The victims to succumb to the deadly cold are mostly the children and elderly people.  The tragedy is this has been happening for years and yet the governments of the day have not been able to save the poor from the preventable deaths. This time around too, a major complaint of the people in the plains is that the government makes no plan in advance to combat the situation. In Saptari, for example, Dalits have complained that children and elderly people die also due to lack of enough food. The situation is dire in this community for most of them are daily wage laborers who work in construction sites, whose livelihood, including food and clothes, depends on whether they find the work or whether they are able to do the work in this extremely adverse weather condition.

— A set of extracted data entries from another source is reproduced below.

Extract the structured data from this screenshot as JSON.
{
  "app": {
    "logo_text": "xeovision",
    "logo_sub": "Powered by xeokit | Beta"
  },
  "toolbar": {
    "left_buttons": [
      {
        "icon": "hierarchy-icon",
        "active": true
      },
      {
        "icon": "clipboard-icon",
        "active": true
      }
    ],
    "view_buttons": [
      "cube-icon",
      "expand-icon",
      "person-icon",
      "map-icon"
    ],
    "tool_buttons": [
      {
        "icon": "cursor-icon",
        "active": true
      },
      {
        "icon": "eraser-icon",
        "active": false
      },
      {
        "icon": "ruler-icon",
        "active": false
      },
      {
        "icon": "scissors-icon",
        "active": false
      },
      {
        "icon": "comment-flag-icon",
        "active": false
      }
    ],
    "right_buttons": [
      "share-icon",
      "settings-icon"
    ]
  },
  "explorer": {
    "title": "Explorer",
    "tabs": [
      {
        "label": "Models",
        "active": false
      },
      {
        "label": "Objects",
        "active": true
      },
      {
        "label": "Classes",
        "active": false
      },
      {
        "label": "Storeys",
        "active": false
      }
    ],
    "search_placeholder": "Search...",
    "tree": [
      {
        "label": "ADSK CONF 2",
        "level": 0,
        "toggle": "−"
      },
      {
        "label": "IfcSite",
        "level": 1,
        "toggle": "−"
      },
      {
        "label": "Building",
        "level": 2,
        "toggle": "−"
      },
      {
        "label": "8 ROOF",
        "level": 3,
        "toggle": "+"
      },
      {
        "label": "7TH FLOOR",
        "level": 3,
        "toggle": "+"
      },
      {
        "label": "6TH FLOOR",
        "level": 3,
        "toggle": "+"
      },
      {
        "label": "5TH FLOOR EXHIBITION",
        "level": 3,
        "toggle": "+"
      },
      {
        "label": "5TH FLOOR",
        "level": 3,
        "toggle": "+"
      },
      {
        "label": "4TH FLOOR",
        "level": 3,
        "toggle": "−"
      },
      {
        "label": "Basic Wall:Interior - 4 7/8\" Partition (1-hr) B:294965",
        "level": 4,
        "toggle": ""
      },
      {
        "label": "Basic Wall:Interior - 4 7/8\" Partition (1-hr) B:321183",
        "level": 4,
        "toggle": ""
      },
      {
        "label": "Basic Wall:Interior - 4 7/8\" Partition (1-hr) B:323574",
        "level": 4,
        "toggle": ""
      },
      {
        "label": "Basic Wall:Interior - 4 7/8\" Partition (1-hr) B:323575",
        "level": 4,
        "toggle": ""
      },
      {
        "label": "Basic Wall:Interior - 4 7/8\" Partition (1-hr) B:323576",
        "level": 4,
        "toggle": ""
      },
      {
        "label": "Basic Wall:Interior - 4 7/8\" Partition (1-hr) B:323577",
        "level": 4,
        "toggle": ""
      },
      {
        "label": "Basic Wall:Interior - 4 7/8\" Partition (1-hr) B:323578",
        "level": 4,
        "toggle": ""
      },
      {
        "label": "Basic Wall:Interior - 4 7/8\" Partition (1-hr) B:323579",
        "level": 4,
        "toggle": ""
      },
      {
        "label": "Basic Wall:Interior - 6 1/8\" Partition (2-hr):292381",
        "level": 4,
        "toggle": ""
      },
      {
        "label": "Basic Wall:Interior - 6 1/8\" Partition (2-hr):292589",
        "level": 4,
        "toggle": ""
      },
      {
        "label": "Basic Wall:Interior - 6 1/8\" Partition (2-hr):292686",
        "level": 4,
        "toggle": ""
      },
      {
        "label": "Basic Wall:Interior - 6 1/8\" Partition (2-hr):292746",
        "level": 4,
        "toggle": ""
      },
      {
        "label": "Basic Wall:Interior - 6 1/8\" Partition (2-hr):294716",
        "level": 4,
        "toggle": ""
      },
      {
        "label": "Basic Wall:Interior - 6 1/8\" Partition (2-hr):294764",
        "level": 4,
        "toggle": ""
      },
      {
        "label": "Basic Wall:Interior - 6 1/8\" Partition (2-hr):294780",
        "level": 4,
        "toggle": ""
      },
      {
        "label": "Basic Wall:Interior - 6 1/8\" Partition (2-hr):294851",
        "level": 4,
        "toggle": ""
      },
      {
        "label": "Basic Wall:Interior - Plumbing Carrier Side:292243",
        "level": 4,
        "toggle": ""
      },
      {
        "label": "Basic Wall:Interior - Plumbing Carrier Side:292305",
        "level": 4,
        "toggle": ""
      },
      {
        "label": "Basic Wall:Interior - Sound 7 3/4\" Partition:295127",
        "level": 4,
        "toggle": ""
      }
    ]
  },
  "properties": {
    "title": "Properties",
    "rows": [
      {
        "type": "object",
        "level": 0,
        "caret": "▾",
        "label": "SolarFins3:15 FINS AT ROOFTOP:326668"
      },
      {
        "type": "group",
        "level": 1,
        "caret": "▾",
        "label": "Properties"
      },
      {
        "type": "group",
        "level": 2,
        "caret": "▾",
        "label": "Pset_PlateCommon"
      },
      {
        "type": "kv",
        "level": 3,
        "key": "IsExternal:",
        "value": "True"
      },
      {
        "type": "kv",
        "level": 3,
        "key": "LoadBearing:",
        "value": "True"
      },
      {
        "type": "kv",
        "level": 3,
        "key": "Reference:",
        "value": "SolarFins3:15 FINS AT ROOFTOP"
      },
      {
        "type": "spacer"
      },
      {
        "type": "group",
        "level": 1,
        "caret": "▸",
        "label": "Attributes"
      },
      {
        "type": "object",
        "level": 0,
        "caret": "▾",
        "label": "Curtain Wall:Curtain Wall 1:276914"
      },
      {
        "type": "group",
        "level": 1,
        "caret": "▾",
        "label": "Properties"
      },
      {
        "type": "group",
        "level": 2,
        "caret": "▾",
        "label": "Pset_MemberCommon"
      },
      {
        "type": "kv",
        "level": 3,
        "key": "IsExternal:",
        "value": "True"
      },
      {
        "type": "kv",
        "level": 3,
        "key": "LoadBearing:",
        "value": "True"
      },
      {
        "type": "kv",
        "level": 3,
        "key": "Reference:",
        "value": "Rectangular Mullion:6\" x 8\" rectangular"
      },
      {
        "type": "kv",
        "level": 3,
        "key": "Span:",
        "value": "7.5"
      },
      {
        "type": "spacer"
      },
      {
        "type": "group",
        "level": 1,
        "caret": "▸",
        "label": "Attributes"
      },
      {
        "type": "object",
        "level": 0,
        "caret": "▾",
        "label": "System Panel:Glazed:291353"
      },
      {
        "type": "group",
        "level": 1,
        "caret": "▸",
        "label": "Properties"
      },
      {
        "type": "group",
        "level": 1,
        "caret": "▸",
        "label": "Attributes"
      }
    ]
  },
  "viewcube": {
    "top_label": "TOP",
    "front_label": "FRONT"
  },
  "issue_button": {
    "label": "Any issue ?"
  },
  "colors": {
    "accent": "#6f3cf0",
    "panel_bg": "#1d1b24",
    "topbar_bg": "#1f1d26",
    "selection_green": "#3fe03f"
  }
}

Death by cold wave, and by the same token, heat wave, has been the biggest stigma of state of Nepal. Cold wave hits Tarai plains every year, the poor die of this every year and yet the government does not make enough preparations for their safety and comfort. This situation should have changed a long back, or at least after the provincial and local governments have been in place. Now the local and provincial governments do not have to look up to Kathmandu at least to provide for the needs of the extremely poor and vulnerable population. They can chart their own plan and they can reach out to the vulnerable people on time so as to save them from the preventable deaths. The Ministry of Home Affairs has allocated one million rupees each for 42 districts—22 in Tarai and 20 in the mountains and hills—in a bid to prevent deaths from the cold wave and snowfall.  This is a welcome step. Now local and provincial governments have to ensure that this money reaches the targeted people.  The state needs to ensure that not a single citizen has to lose life just because s/he is not able to afford to buy warm clothes or they have no proper houses to live in.  The situation in the plains might go worse as the mercury is dipping every other day. Governments in all spheres should remain alert to ensure that not a single citizen has to die due to cold wave ever again.